Ever since I saw “The Itching of the Wings” and its reference to the story of Icarus, I’ve had in mind the W.H. Auden poem which features the story of Icarus falling from the sky (About suffering they were never wrong/The Old Masters; how well, they understood /Its human position; how it takes place /While someone else is eating or opening a window or just walking dully along…). The poem describes Icarus’ disastrous fall from the sky while meanwhile life goes on, a ship sails calmly by, the farmer in the field keeps farming, etc. I make a cheese sandwich while outside a pedestrian is struck and killed by a car, and so on.

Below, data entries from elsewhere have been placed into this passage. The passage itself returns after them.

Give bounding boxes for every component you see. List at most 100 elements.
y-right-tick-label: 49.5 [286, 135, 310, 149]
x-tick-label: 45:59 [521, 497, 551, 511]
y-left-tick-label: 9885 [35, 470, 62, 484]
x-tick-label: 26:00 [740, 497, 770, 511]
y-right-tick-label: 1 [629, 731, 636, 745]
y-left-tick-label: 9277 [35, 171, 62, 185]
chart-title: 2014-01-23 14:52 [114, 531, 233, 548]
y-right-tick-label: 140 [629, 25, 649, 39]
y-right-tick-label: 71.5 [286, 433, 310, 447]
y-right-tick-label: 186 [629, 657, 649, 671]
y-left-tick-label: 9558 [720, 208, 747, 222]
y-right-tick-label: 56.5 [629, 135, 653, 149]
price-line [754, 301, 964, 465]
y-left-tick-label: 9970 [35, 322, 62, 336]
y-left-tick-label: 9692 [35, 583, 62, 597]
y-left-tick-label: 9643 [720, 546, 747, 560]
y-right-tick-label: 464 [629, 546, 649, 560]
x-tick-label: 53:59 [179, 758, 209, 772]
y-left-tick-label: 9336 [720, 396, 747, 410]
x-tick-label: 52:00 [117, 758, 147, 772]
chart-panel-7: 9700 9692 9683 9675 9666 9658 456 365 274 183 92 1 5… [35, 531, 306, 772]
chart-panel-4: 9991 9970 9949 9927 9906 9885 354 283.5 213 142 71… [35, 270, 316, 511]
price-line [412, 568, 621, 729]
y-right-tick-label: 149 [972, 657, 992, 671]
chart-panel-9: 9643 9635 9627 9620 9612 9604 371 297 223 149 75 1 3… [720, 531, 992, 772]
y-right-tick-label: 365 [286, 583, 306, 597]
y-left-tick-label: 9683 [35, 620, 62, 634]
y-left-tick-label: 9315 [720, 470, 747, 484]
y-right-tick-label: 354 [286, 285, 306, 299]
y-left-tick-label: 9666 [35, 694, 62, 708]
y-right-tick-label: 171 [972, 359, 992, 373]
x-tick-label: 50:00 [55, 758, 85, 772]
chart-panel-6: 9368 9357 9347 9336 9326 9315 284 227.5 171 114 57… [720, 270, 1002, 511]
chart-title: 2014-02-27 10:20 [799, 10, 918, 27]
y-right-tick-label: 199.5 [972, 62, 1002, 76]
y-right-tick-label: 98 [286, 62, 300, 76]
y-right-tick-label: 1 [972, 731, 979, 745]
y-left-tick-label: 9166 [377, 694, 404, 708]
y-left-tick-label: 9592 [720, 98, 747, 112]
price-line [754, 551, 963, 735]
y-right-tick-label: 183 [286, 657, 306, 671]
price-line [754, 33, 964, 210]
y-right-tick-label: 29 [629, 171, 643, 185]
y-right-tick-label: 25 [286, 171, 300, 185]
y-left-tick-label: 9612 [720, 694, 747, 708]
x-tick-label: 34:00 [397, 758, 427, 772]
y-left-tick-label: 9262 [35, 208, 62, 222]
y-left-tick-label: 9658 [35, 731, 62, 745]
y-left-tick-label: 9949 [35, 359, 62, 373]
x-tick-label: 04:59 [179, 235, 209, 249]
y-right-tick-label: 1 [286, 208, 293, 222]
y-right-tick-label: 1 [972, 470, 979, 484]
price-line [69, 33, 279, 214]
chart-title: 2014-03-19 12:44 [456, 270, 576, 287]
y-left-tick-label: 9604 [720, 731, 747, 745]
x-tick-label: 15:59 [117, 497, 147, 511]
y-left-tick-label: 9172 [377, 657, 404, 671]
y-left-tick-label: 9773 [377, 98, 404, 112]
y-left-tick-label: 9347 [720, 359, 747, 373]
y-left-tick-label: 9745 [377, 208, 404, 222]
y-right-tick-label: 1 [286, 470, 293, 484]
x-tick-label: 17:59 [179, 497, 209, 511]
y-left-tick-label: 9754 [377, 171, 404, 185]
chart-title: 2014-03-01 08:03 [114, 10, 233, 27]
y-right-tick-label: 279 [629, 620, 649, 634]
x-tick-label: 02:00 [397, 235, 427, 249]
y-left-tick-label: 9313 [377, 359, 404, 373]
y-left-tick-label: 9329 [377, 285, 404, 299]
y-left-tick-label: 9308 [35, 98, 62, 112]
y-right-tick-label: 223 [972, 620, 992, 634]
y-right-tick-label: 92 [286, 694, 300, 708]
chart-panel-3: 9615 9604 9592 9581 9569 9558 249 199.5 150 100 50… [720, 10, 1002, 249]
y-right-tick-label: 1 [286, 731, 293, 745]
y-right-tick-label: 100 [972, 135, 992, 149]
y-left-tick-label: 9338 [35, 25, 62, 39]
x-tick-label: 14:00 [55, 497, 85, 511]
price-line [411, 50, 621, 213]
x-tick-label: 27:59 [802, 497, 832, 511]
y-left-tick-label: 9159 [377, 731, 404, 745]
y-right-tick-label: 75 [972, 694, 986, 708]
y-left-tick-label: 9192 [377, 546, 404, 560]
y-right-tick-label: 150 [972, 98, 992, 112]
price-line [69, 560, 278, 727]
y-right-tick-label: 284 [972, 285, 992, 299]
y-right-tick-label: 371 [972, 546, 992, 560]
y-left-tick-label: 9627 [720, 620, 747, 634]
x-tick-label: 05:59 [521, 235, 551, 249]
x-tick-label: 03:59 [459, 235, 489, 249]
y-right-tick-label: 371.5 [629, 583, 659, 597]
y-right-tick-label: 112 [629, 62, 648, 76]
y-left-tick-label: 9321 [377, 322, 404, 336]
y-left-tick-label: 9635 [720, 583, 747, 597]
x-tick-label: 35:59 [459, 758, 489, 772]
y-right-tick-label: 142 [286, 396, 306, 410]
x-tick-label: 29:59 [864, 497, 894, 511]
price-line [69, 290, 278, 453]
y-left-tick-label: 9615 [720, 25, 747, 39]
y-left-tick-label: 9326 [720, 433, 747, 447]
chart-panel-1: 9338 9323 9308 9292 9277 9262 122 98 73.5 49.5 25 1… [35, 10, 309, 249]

I thought of this on Sunday after I visited The American War, Harrell Fletcher’s exhibit at Corberry Press, and then went to a series of talks by people whose lives have been directly impacted by the Vietnam war. It was a gorgeous, sunny, day and while I listened to veterans and nurses and family members of vets talk about the war, I could see people in the distance gliding by on roller blades. Cars drove by with the windows down, people in tank tops drinking iced coffees. A man in the parking lot did figure 8s and slow graceful circles on a segue scooter. Meanwhile the speakers stood one after another and testified to the violence and terribleness they’d witnessed in Vietnam, or the damage they’d seen family and friends sustain from being there. Robert Goss served from 1967-1970, and he talked about seeing heads blown off (both friends and enemies) and how he’s never had a “straight job” since. Dan Shea suffered from exposure to Agent Orange, and his firstborn son had a series of birth defects that eventually led to his death at age 3. Other speakers had equally heavy stories. Harrell Fletcher says that even though he’d been very antiwar to begin with, visiting the museum in Vietnam helped clarify the details of that war, and compelled him to somehow share what he’d learned with others. As I listened to the speakers describe their experiences, and how their lives had been impacted, I couldn’t help but think about the current war in Iraq, and how there will be a whole new generation of physically and psychologically damaged veterans to take the place of Vietnam vets. It’s harder than ever to get real information about what’s going on with the current war, (hidden civilian death counts, for instance, plus the moratorium on media showing caskets of U.S. soldiers, etc.) and even harder to really register the fact that our country is at war. So it occurs to me that when we are afforded a look at war up close, it’s an opportunity we shouldn’t pass up. The photos in Fletcher’s are raw and gruesome to look at, but they’re there. Go have a look if you can.
The American War exhibit: Corberry Press, Building A.
September 7-17, daily: 12-6 p.m.
September 20-October 7, Wed-Sat. 12-6 p.m.